Sébastien doesn’t disclose any alarm and bends forward as the other twin whispers something in his ear. Koko can’t hear what is said, and after a moment Sébastien addresses the two men curtly, indicating Koko.
“Take Gammy and escort her to the open room on the third floor of Lodge Delta. Secure her there with Gammy until you receive further instructions from me.”
Relieving the bookending medical assistants, the two identical men drag Koko away. The big blue dog follows.

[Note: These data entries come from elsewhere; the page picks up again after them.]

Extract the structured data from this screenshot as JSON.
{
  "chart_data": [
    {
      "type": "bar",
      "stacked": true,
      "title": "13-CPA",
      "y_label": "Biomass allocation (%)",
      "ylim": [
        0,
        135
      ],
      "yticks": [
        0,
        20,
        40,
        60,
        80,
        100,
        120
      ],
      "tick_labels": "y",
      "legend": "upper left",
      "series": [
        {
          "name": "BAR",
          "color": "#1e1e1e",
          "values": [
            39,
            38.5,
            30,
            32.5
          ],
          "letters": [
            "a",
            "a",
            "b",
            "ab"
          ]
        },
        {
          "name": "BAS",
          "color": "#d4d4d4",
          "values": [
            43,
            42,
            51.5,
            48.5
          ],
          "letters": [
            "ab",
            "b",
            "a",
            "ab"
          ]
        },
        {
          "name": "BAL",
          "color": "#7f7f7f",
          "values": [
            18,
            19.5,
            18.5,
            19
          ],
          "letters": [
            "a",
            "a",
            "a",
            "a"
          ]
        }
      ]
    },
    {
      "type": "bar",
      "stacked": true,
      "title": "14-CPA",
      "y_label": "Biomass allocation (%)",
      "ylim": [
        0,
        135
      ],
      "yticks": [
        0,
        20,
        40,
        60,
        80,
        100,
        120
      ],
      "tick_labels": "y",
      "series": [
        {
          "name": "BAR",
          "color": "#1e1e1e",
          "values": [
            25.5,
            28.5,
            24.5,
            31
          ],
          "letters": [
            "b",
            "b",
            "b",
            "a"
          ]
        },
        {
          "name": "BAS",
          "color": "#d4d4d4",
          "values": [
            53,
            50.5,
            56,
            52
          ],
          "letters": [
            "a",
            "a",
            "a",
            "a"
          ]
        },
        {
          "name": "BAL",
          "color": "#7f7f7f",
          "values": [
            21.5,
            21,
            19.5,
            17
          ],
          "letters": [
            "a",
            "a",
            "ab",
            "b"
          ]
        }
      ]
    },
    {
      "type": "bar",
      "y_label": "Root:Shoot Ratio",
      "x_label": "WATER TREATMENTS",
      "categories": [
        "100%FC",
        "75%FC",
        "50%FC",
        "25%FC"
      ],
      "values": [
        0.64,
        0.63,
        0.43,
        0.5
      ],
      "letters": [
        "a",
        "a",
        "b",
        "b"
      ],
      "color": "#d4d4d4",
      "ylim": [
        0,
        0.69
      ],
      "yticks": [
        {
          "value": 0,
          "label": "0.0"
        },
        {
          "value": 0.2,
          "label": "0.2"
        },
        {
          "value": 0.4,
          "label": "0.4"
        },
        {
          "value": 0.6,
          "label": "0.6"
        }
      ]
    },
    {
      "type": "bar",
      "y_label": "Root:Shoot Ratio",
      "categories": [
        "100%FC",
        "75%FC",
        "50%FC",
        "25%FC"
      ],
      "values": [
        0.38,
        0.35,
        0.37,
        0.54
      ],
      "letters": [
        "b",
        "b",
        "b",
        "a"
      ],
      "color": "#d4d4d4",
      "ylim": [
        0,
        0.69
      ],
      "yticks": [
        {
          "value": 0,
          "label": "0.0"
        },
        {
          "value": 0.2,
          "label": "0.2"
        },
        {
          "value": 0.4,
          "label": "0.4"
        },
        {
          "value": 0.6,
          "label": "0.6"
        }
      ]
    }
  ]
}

Meanwhile, back in the warm, aquarium-like serenity of the IC tank, Flynn drops through a vivid, bottomless dream.
A tunnel, a rabbit hole, a monster’s throat, he falls in an endless cavity of flight. Flynn thinks if he could just reach out and touch the walls that surround him he might be able to slow his descent and wake up, but he can’t.
He falls.
And falls…
And falls…
A phantasmagoric jump and all at once the tunnel disappears. Flynn finds himself standing alone in a vast, hard desert. Looking up, he searches for the tunnel he just passed from but all he sees is empty blue sky.
With a flash of lightning a giant pyramid appears on the horizon, and Flynn is pulled magnetically toward its base. Up close, the structure is alarmingly huge and dark. Constructed of metal pipes, the pyramid hums like a massive, dense engine, and not knowing exactly why he’s doing it, Flynn locates an opening, enters and climbs upward.
Seconds, minutes, hours seem to pass and when Flynn climbs over the threshold of a narrow passage he looks to the right and sees that the passage leads outside. Moving toward the light at the end, he discovers upon exiting that he’s so high up on the structure that a sudden vertigo threatens to topple him off. He holds on and below sees a lone person dressed in white at the pyramid’s base. From where Flynn is it’s too far to make out the person’s face, but when they wave at him he hears Koko’s voice in his head.